The proliferation of machinery and electronic gadgetry in and around the classroom has been a real blessing in teaching and learning. I can remember using a mimeograph machine to make multiple copies of something for the whole class; also saving my nickels to go to the library because they had the only copy machine around and if I wanted something copied out of a book for my own use they charged me a nickel a page. I've used record players, filmstrips, cassette tapes, slide projectors, and 16mm films in the classroom. My personal favorite was/is the overhead projector. They were all good in their day but there was a high level of clunkiness involved with most of them (looking at it from our current vantage point).

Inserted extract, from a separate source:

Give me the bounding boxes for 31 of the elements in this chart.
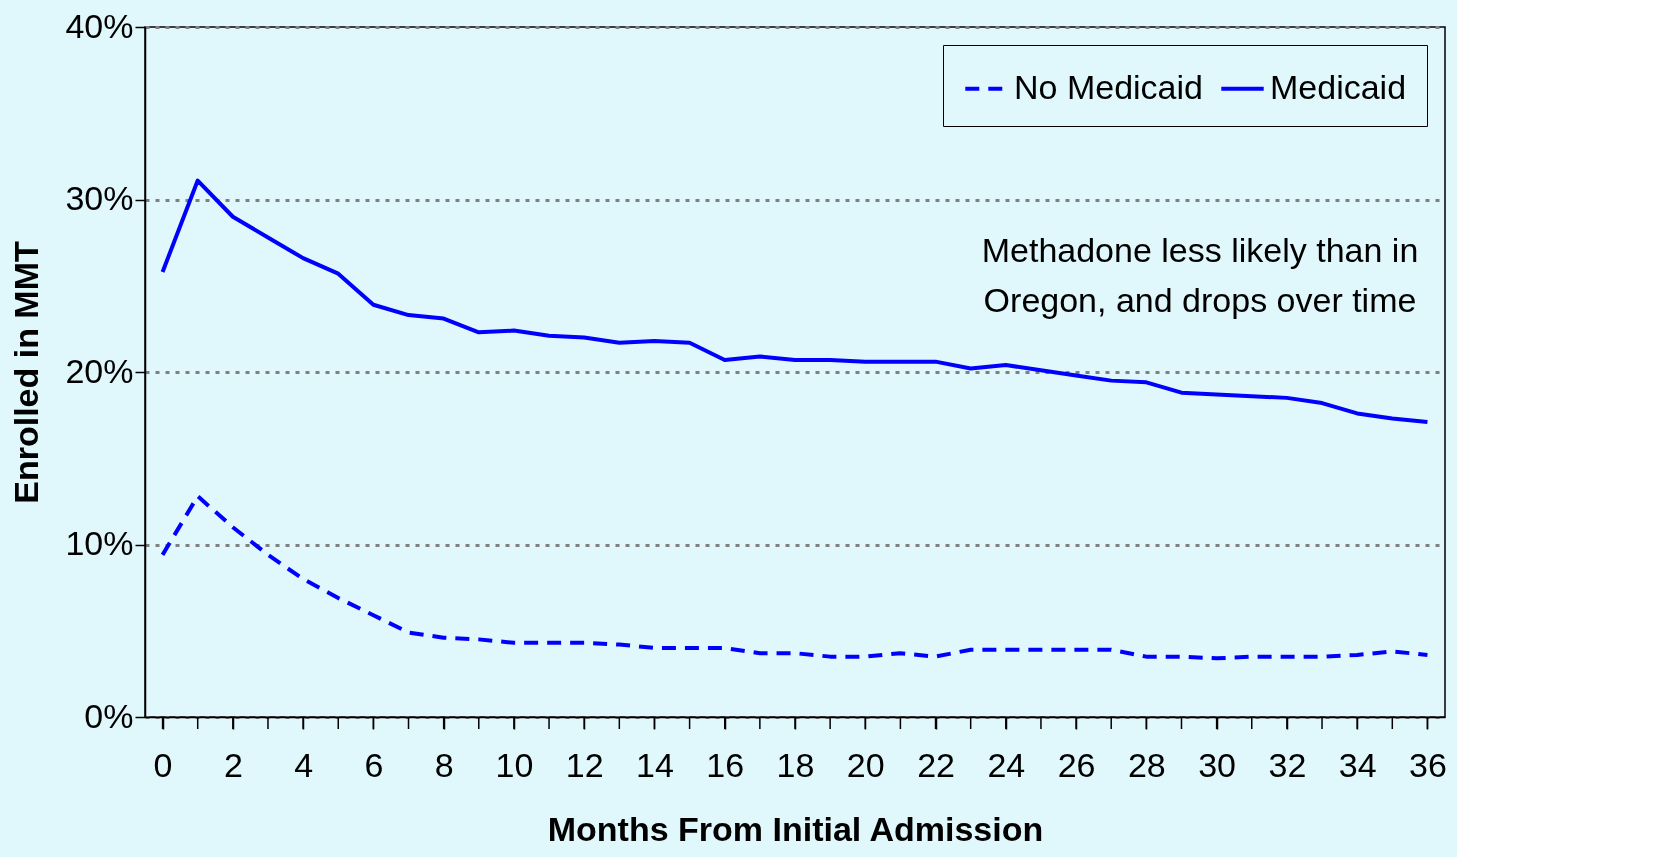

Today I can use projectors that work with wireless wonder alongside my computer, tablet, or phone. I have PowerPoint and Keynote and other programs that make presentations come alive with an endless variety of typefaces and animation. This is a big step forward and, all in all, a boost to what we as teachers do. I love using maps in class and can now bring up an endless stream of maps of everything and every place.
However (that's just a glorified 'but' and you could probably see it coming), these things have to be used with caution and restraint. I constantly talk to students before and after classes I visit and I hear some variation of this common refrain: "I'm so sick of presentations on the screen". Last summer I taught at a conference for 4 days and after the second day's class a young woman came to me and said "I must thank you". She was urgent and sincere. "Thanks for not using any presentations on the screen. Thanks for talking with us and not turning your whole lesson over to the screen."
Here is my list of cautions and concerns about the over-use of screen technology:
1. Just because it is available doesn't mean you need to use it all the time.
2. If you spend more time creating your screen presentation than the rest of your lesson, it's too much
3. If you find yourself skipping over slides during your class presentation and muttering "we don't need this one, we'll skip this one," then you've made too many and it has become intrusive.
4. If you put up large chunks of text and have students read them aloud you are putting everyone to sleep.
5. If you have become so reliant on technology that you can't teach without it then you probably need to refocus your priorities.
Technology has a tendency to go bad and not work for us. Even old technology can hold us in its grip. One summer I taught at a conference with a colleague and we were checking out our room assignments prior to students coming in. As we walked into his room he looked around and immediately panicked - there was no piano. He played and sang as part of his teaching (and was really good at it) so when he realized there was no piano he said "I can't teach here". I said "You are a teacher - what do you mean you can't teach here?". "Without a piano I simply can't teach." Well, he had become the slave of that level of technology and it hampered his teaching.
Here is another extreme example. Once I was supposed to go to a training meeting where some new materials were being introduced. I was excited to go but was unable to at the last minute, so the next day I called some colleagues to see what I missed. All of them were envious that I had missed the meeting. Here's what happened: the presenter distributed the material, about 80 pages worth, then proceeded to put each page up on the screen - the same pages that everyone had in their hand - and have someone read aloud what was up there. He did that for almost all of the 80 pages and it took about 3 hours. They said that he would occasionally comment about the importance of a particular page or passage, but mostly it was just a reading.
That is bad training and that is poor teaching. When I was in high school there was a group of students that were the Audio Visual guys - the AV crew. They were the ones to bring a movie projector to a classroom and set it up and make sure it ran. Today, everyone is their own AV crew but when you allow that assignment to become bigger than your teaching assignment something has gone wrong. Over-reliance on technology puts it between us and the students, or between the material and the students. It is as though we have moved the screen (or the piano) to the front and moved the teacher to the background. The teacher needs to be a presence in the classroom, not merely an AV accessory.
Technology is just seasoning, just spice. It should enhance, not dominate the lesson. Just as a cook periodically tastes the soup as it is simmering to know if the taste is right, we should do the same on a regular basis. Is my technology usage taking over the class or is it used discreetly enough that it really adds to the mix? Am I wise enough to just use one map quickly to illustrate a point, or one quote to do the same? Most people think that if one quote is good then 10 are better. Today's free tip: successive quotes on the same subject are not better than one good one that hits the point.
Use technology wisely. Be grateful for it and employ it well but don't let it take center stage. Let it enhance the lesson, but don't let it overwhelm you and the students.